Timing Controller The timing control logic is responsible for enabling and disabling the various parts of the receiver and transmitter in relation to a time-base. For instance, a transmit channel can be turned on at chip 300 in slot 0 and turned off at chip 70 in slot 15. Similarly the master and slave rake fingers can be enabled and disabled at different timing offsets. The FIFO buffers and SCH matched filter are also controlled by the timing logic. The timebase for the whole system is a quarter-chip resolution counter called the Slot Timing Counter (STC). It counts from 0 to 10239 in each slot. The slots are counted by the Frame Timing Counter (FTC), 0-14. The FTC controls the scrambling code re-loading for each transmitter's scrambling code generator, forcing a re-load of the shift-registers at chip 38399 (last chip of slot 14). The timebase thus establishes the transmit cell timing. The receiver timing can be offset from the transmit timing using a Slot Interrupt Timing Register (SITR). The DSP is interrupted at the slot rate (1500Hz). Slot-level tasks such as AGC are scheduled at this rate. The DSP is also interrupted by the FIFO buffers in the rake receiver and transmitter. In total there are thirty interrupt sources most of which originate from the FIFO buffers. The DSP services the transmit buffer interrupts by writing fresh QPSK symbols to be spread and modulated. It services the receive buffer interrupts by emptying the contents and performing maximum ratio combining. The master finger outputs are averaged to calculate tap weights.

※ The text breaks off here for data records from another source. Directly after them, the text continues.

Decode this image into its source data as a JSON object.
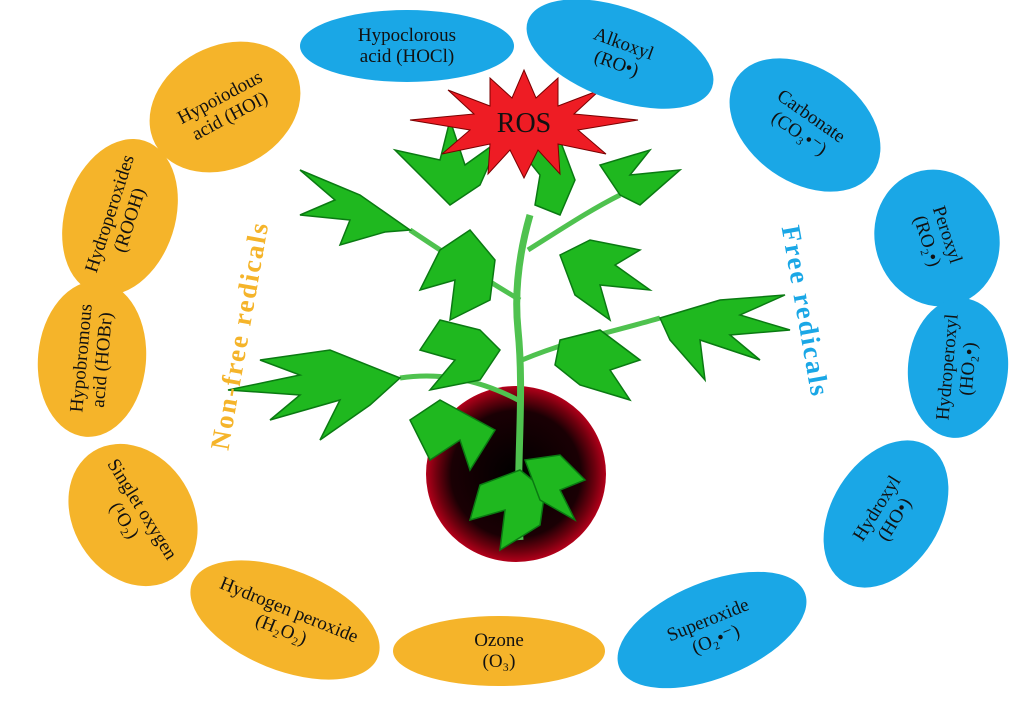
{
  "center": {
    "label": "ROS"
  },
  "groups": {
    "non_free": "Non-free redicals",
    "free": "Free redicals"
  },
  "non_free_items": [
    {
      "line1": "Hypoiodous",
      "line2": "acid (HOI)"
    },
    {
      "line1": "Hydroperoxides",
      "line2": "(ROOH)"
    },
    {
      "line1": "Hypobromous",
      "line2": "acid (HOBr)"
    },
    {
      "line1": "Singlet oxygen",
      "formula": "(¹O₂)"
    },
    {
      "line1": "Hydrogen peroxide",
      "formula": "(H₂O₂)"
    },
    {
      "line1": "Ozone",
      "formula": "(O₃)"
    }
  ],
  "free_items": [
    {
      "line1": "Hypoclorous",
      "line2": "acid (HOCl)"
    },
    {
      "line1": "Alkoxyl",
      "formula": "(RO•)"
    },
    {
      "line1": "Carbonate",
      "formula": "(CO₃•⁻)"
    },
    {
      "line1": "Peroxyl",
      "formula": "(RO₂•)"
    },
    {
      "line1": "Hydroperoxyl",
      "formula": "(HO₂•)"
    },
    {
      "line1": "Hydroxyl",
      "formula": "(HO•)"
    },
    {
      "line1": "Superoxide",
      "formula": "(O₂•⁻)"
    }
  ],
  "colors": {
    "non_free": "#f5b42a",
    "free": "#1aa7e6",
    "star": "#ee1c24",
    "leaf": "#1fb81f",
    "pot": "#8a0010"
  },
  "image": {
    "subject": "potted-plant"
  }
}
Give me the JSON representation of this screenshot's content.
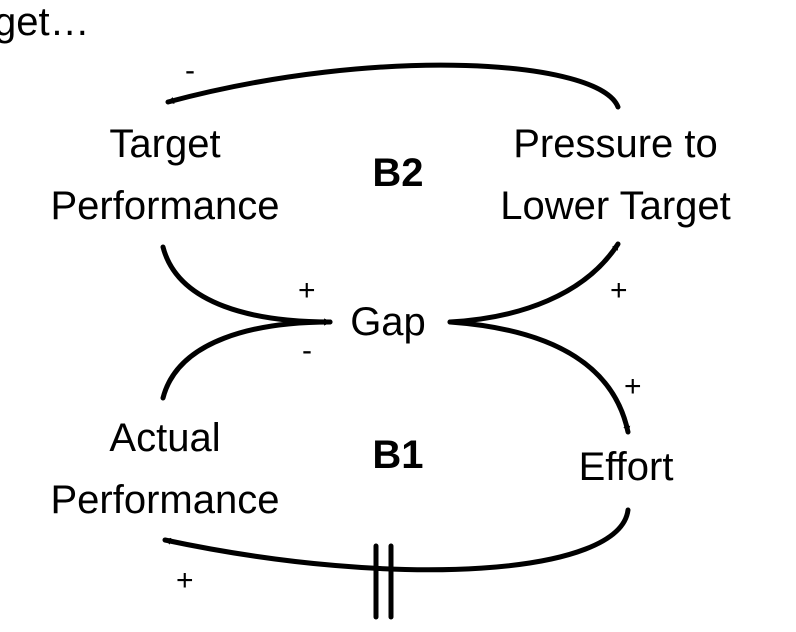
{
  "heading": "get…",
  "nodes": {
    "target_performance": [
      "Target",
      "Performance"
    ],
    "pressure_to_lower_target": [
      "Pressure to",
      "Lower Target"
    ],
    "gap": "Gap",
    "actual_performance": [
      "Actual",
      "Performance"
    ],
    "effort": "Effort"
  },
  "loops": {
    "b2": "B2",
    "b1": "B1"
  },
  "polarity": {
    "pressure_to_target": "-",
    "target_to_gap": "+",
    "actual_to_gap": "-",
    "gap_to_pressure": "+",
    "gap_to_effort": "+",
    "effort_to_actual": "+"
  },
  "colors": {
    "line": "#000000",
    "text": "#000000",
    "background": "#ffffff"
  }
}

DSP Software Structure he C6x DSP software is written in 'C' and is arranged in layers as shown above. The DSP communicates with the FPGA hardware using a library of hardware drivers. The physical layer tasks such as interrupts and low-level algorithms such as AGC and timing adjustments are executed by the slot and buffer interrupt threads using a number of Physical layer (L1) support functions. The higher levels of the physical layer software such as physical channel implementations gain access to the physical layer resources by means of Resource Management Functions. These functions provide a view of the transmit and receive channels as a resource which is allocated in a similar manner to a resource such as memory. For instance, when the application needs a receive channel it calls an alloc_rx_channel() function specifying the channel rate, scrambling code, spreading code, number of rake fingers and buffer sizes. The function then returns a handle which must be used to access the allocated resource via other functions. The transmit channels are allocated in a similar manner and resources may be freed up after use by calling a free_rx_channel() function for example. The physical layer offers its services to the L1 application code and to another processor using a host Application Programming Interface (API). EnTegra's host API offers a range of functions including high speed data streaming (eg for multi-media 3G applications) and real-time DSP debugging. Using the host API, a whole range of applications can be written with a common interface to the underlying physical layer.